Frequently Asked Questions

Common clinical questions about KETAMINE HYDROCHLORIDE vs ETHRANE, answered by our medical review team.

1. What is the main difference between KETAMINE HYDROCHLORIDE and ETHRANE?

KETAMINE HYDROCHLORIDE is a General Anesthetic that works by Noncompetitive NMDA receptor antagonist; also interacts with opioid receptors, monoaminergic receptors, and voltage-gated calcium channels.. ETHRANE is a General Anesthetic that works by Enflurane is a volatile inhalational anesthetic that potentiates GABA-A receptor activity and inhibits excitatory neurotransmission, resulting in general anesthesia.. They differ in pharmacokinetic profiles, FDA-approved indications, and side effect profiles.

2. Which is stronger: KETAMINE HYDROCHLORIDE or ETHRANE?

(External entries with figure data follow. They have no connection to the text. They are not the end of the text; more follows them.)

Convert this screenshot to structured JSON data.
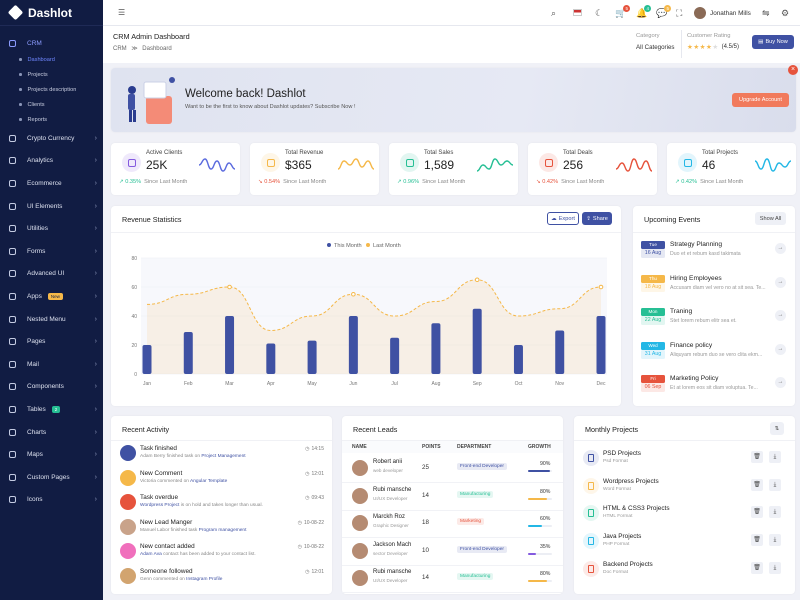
{
  "app": {
    "name": "Dashlot"
  },
  "sidebar": {
    "items": [
      {
        "label": "CRM",
        "active": true,
        "icon": "home-icon"
      },
      {
        "label": "Crypto Currency",
        "icon": "coin-icon"
      },
      {
        "label": "Analytics",
        "icon": "pulse-icon"
      },
      {
        "label": "Ecommerce",
        "icon": "cart-icon"
      },
      {
        "label": "UI Elements",
        "icon": "box-icon"
      },
      {
        "label": "Utilities",
        "icon": "sliders-icon"
      },
      {
        "label": "Forms",
        "icon": "form-icon"
      },
      {
        "label": "Advanced UI",
        "icon": "layers-icon"
      },
      {
        "label": "Apps",
        "badge": "New",
        "icon": "grid-icon"
      },
      {
        "label": "Nested Menu",
        "icon": "menu-icon"
      },
      {
        "label": "Pages",
        "icon": "file-icon"
      },
      {
        "label": "Mail",
        "icon": "mail-icon"
      },
      {
        "label": "Components",
        "icon": "component-icon"
      },
      {
        "label": "Tables",
        "badge": "2",
        "icon": "table-icon"
      },
      {
        "label": "Charts",
        "icon": "chart-icon"
      },
      {
        "label": "Maps",
        "icon": "map-icon"
      },
      {
        "label": "Custom Pages",
        "icon": "page-icon"
      },
      {
        "label": "Icons",
        "icon": "icons-icon"
      }
    ],
    "subitems": [
      "Dashboard",
      "Projects",
      "Projects description",
      "Clients",
      "Reports"
    ]
  },
  "topbar": {
    "user": "Jonathan Mills",
    "cart_count": "5",
    "bell_count": "4",
    "chat_count": "5"
  },
  "page": {
    "title": "CRM Admin Dashboard",
    "crumb1": "CRM",
    "crumb_sep": "≫",
    "crumb2": "Dashboard",
    "category_label": "Category",
    "category_value": "All Categories",
    "rating_label": "Customer Rating",
    "rating_value": "(4.5/5)",
    "buy_label": "Buy Now"
  },
  "welcome": {
    "title": "Welcome back! Dashlot",
    "subtitle": "Want to be the first to know about Dashlot updates? Subscribe Now !",
    "button": "Upgrade Account"
  },
  "stats": [
    {
      "label": "Active Clients",
      "value": "25K",
      "change": "0.35%",
      "note": "Since Last Month",
      "up": true,
      "color": "#845adf",
      "spark": "#5b6bde"
    },
    {
      "label": "Total Revenue",
      "value": "$365",
      "change": "0.54%",
      "note": "Since Last Month",
      "up": false,
      "color": "#f5b849",
      "spark": "#f5b849"
    },
    {
      "label": "Total Sales",
      "value": "1,589",
      "change": "0.96%",
      "note": "Since Last Month",
      "up": true,
      "color": "#26bf94",
      "spark": "#26bf94"
    },
    {
      "label": "Total Deals",
      "value": "256",
      "change": "0.42%",
      "note": "Since Last Month",
      "up": false,
      "color": "#e6533c",
      "spark": "#e6533c"
    },
    {
      "label": "Total Projects",
      "value": "46",
      "change": "0.42%",
      "note": "Since Last Month",
      "up": true,
      "color": "#23b7e5",
      "spark": "#23b7e5"
    }
  ],
  "revenue": {
    "title": "Revenue Statistics",
    "export": "Export",
    "share": "Share"
  },
  "chart_data": {
    "type": "bar",
    "categories": [
      "Jan",
      "Feb",
      "Mar",
      "Apr",
      "May",
      "Jun",
      "Jul",
      "Aug",
      "Sep",
      "Oct",
      "Nov",
      "Dec"
    ],
    "series": [
      {
        "name": "This Month",
        "type": "bar",
        "color": "#3f51a3",
        "values": [
          20,
          29,
          40,
          21,
          23,
          40,
          25,
          35,
          45,
          20,
          30,
          40
        ]
      },
      {
        "name": "Last Month",
        "type": "line",
        "color": "#f5b849",
        "values": [
          48,
          55,
          60,
          30,
          40,
          55,
          40,
          50,
          65,
          40,
          45,
          60
        ]
      }
    ],
    "ylim": [
      0,
      80
    ],
    "yticks": [
      0,
      20,
      40,
      60,
      80
    ]
  },
  "events": {
    "title": "Upcoming Events",
    "show_all": "Show All",
    "items": [
      {
        "tag": "Tue",
        "date": "16 Aug",
        "title": "Strategy Planning",
        "desc": "Duo et et rebum kasd takimata",
        "color": "#3f51a3"
      },
      {
        "tag": "Thu",
        "date": "18 Aug",
        "title": "Hiring Employees",
        "desc": "Accusam diam vel vero no at sit sea. Te...",
        "color": "#f5b849"
      },
      {
        "tag": "Mon",
        "date": "22 Aug",
        "title": "Traning",
        "desc": "Stet lorem rebum elitr sea et.",
        "color": "#26bf94"
      },
      {
        "tag": "Wed",
        "date": "31 Aug",
        "title": "Finance policy",
        "desc": "Aliquyam rebum duo se vero clita ekm...",
        "color": "#23b7e5"
      },
      {
        "tag": "Fri",
        "date": "06 Sep",
        "title": "Marketing Policy",
        "desc": "Et at lorem eos sit diam voluptua. Te...",
        "color": "#e6533c"
      }
    ]
  },
  "activity": {
    "title": "Recent Activity",
    "items": [
      {
        "title": "Task finished",
        "pre": "Adam Berry finished task on ",
        "link": "Project Management",
        "time": "14:15",
        "color": "#3f51a3"
      },
      {
        "title": "New Comment",
        "pre": "Victoria commented on ",
        "link": "Angular Template",
        "time": "12:01",
        "color": "#f5b849"
      },
      {
        "title": "Task overdue",
        "pre": "",
        "link": "Wordpress Project",
        "post": " is on hold and takes longer than usual.",
        "time": "09:43",
        "color": "#e6533c"
      },
      {
        "title": "New Lead Manger",
        "pre": "Manuel Labor finished task ",
        "link": "Program management",
        "time": "10-08-22",
        "color": "#c9a38a"
      },
      {
        "title": "New contact added",
        "pre": "",
        "link": "Adam Ava",
        "post": " contact has been added to your contact list.",
        "time": "10-08-22",
        "color": "#f06fbc"
      },
      {
        "title": "Someone followed",
        "pre": "Genn commented on ",
        "link": "Instagram Profile",
        "time": "12:01",
        "color": "#d2a46f"
      }
    ]
  },
  "leads": {
    "title": "Recent Leads",
    "headers": [
      "NAME",
      "POINTS",
      "DEPARTMENT",
      "GROWTH"
    ],
    "rows": [
      {
        "name": "Robert anii",
        "role": "web developer",
        "points": "25",
        "dept": "Front-end Developer",
        "growth": "90%",
        "pct": 0.9,
        "dcolor": "#3f51a3",
        "bar": "#3f51a3"
      },
      {
        "name": "Rubi mansche",
        "role": "UI/UX Developer",
        "points": "14",
        "dept": "Manufacturing",
        "growth": "80%",
        "pct": 0.8,
        "dcolor": "#26bf94",
        "bar": "#f5b849"
      },
      {
        "name": "Marckh Roz",
        "role": "Graphic Designer",
        "points": "18",
        "dept": "Marketing",
        "growth": "60%",
        "pct": 0.6,
        "dcolor": "#e6533c",
        "bar": "#23b7e5"
      },
      {
        "name": "Jackson Mach",
        "role": "sector Developer",
        "points": "10",
        "dept": "Front-end Developer",
        "growth": "35%",
        "pct": 0.35,
        "dcolor": "#3f51a3",
        "bar": "#845adf"
      },
      {
        "name": "Rubi mansche",
        "role": "UI/UX Developer",
        "points": "14",
        "dept": "Manufacturing",
        "growth": "80%",
        "pct": 0.8,
        "dcolor": "#26bf94",
        "bar": "#f5b849"
      }
    ]
  },
  "projects": {
    "title": "Monthly Projects",
    "items": [
      {
        "name": "PSD Projects",
        "format": "Psd Format",
        "color": "#3f51a3"
      },
      {
        "name": "Wordpress Projects",
        "format": "Word Format",
        "color": "#f5b849"
      },
      {
        "name": "HTML & CSS3 Projects",
        "format": "HTML Format",
        "color": "#26bf94"
      },
      {
        "name": "Java Projects",
        "format": "PHP Format",
        "color": "#23b7e5"
      },
      {
        "name": "Backend Projects",
        "format": "Doc Format",
        "color": "#e6533c"
      }
    ]
  }
}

Potency comparisons between KETAMINE HYDROCHLORIDE and ETHRANE depend on the specific clinical indication. These are both General Anesthetic agents and are not directly interchangeable by dose. A physician or clinical pharmacist should guide any therapeutic switching decisions.

3. What is the standard dosing for KETAMINE HYDROCHLORIDE vs ETHRANE?

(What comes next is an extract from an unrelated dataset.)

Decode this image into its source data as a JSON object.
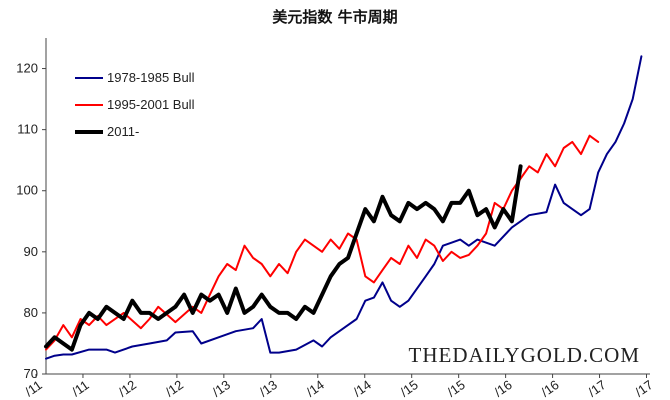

The standard adult dose of KETAMINE HYDROCHLORIDE is: Induction: 1-2 mg/kg IV, 0.5-1 mg/kg/min IV infusion for maintenance. Dissociative sedation: 1-1.5 mg/kg IV or 3-4 mg/kg IM. Pain management: 0.1-0.5 mg/kg IV bolus followed by 0.1-0.4 mg/kg/h IV infusion.. The standard adult dose of ETHRANE is: 1-5% inspired concentration via inhalation, titrated to effect for maintenance of general anesthesia.. Dosing should always be individualized based on indication, renal and hepatic function, age, and other patient factors.

4. Can you take KETAMINE HYDROCHLORIDE and ETHRANE together?

No direct drug-drug interaction has been formally documented between KETAMINE HYDROCHLORIDE and ETHRANE in current clinical databases. However, individual patient risk factors including other medications, organ function, and comorbidities should always be evaluated by a qualified healthcare provider.

5. Are KETAMINE HYDROCHLORIDE and ETHRANE safe during pregnancy?

The maternal-fetal safety profiles differ. KETAMINE HYDROCHLORIDE is classified as Category C. Ketamine crosses the placenta. First trimester: Limited human data, animal studies show developmental toxicity at high doses; avoid unless essential. Second/Third trimester: Use on. ETHRANE is classified as Category C. FDA Category B. No evidence of teratogenicity in animal studies; human data limited. Use only if clearly needed during pregnancy, especially first trimester due to potential fetal . Always consult a maternal-fetal medicine specialist before taking either drug during pregnancy or lactation.